Fake skeletons symbolizing victims of the 1965-66 anti-communist purge in Indonesia are placed on the ground during an Oct. 1 protest in front of Indonesia's presidential palace in Jakarta. Authorities have begun a fresh crackdown on communist symbols. (Photo by Ryan Dagur)
Rights activists In Indonesia have called on authorities not to overreact to the spread of communist symbols emerging in society lately.
Early this week, National Police Chief Gen. Badrodin Haiti said that President Joko Widodo had ordered the police and military as well as the National Intelligence Agency and the Attorney General’s Office to take legal action against the spread of communist symbols.
Prior to the president's order, a clothing shop owner named Mahdi Ismed was arrested on May 8 at his Jakarta shop after he produced T-shirts displaying the name of Kreator, a German metal band along with a picture of the hammer and sickle, the communist symbol. He was released the next day.

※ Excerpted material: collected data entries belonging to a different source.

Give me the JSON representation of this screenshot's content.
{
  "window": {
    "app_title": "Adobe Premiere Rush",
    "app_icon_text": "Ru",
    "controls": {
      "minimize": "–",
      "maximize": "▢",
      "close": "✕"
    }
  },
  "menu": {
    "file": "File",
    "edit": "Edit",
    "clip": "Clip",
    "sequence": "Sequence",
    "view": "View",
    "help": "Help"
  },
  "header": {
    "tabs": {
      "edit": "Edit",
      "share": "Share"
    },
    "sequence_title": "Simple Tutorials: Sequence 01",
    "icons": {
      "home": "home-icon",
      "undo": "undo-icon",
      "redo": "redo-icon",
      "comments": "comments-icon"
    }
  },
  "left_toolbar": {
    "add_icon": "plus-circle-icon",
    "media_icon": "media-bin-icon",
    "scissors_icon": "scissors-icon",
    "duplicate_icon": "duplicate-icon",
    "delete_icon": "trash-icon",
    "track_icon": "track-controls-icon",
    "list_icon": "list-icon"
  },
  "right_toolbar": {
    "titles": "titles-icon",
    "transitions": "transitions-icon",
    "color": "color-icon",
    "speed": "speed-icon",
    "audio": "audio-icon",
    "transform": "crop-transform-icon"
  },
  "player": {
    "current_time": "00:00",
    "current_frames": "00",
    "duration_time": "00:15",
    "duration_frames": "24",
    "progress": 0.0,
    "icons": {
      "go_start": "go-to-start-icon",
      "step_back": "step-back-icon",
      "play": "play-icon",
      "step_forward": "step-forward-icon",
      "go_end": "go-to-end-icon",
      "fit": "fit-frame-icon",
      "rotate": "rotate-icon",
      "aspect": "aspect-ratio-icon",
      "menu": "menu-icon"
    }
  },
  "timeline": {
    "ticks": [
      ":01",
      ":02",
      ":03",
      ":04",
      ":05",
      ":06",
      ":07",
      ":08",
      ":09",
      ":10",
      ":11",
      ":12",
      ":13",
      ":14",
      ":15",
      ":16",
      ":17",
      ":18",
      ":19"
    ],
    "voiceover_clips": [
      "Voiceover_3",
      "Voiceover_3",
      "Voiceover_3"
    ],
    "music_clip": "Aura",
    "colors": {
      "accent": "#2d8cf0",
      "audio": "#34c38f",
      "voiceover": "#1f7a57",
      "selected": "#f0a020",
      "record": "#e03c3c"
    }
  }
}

On May 3, in Yogyakarta, the police stopped a screening of the film Buru Island My Motherland, which tells stories from the 1965 communist purge believed to have claimed at least 500,000 lives.
On the same day, members of the East Jakarta Military District Command seized from a Jakarta bookstore several copies of Hammer and Sickle in the Sugarcane Field, by Hermawan Sulistyo, a researcher at the Indonesian Institute of Sciences.
"This is too much. It seems that the government is trying to re-enliven authoritarianism," said Azas Tigor Nainggolan, coordinator of the Indonesian bishops' Advocacy and Human Rights Forum.
Nainggolan said the crackdown of free speech and freedom of expression appears to roll back the reforms that Indonesians fought so hard to achieve after the fall of President Suharto in 1998.
Nainggolan told ucanews.com that a photo of him wearing a T-shirt with a picture of the hammer and sickle went viral on social media.
"That photo was taken when I attended a program in Jakarta last week. I bought the T-shirt in Vietnam three years ago. Well, it is only a T-shirt, but people associate it with communism," he said, adding that he has received threats of violence from hard liners in the days since.
Alghiffari Aqsa, director of the Jakarta Legal Aid Institute, said that the police and military violated the civil rights of Indonesian citizens by arresting people without proper warrants.
"The police and military tend to take arbitrary actions. They are often confused when they are asked about the legal basis for the arrests," he said.
He also said Suharto's New Order regime will return "if the government continues to let such things happen."
Arfi Bambang Amri, secretary-general of the Alliance of Independent Journalists, noted the irony of authorities preventing the May 3 screening of the film in Yogyakarta.
"This is funny. People can see the film anywhere," he told ucanews.com.
The People's Movement for Democracy said they have recorded at least 41 cases of civil rights violations from January 2015 to this May, including intimidation, harassment and arbitrary arrest.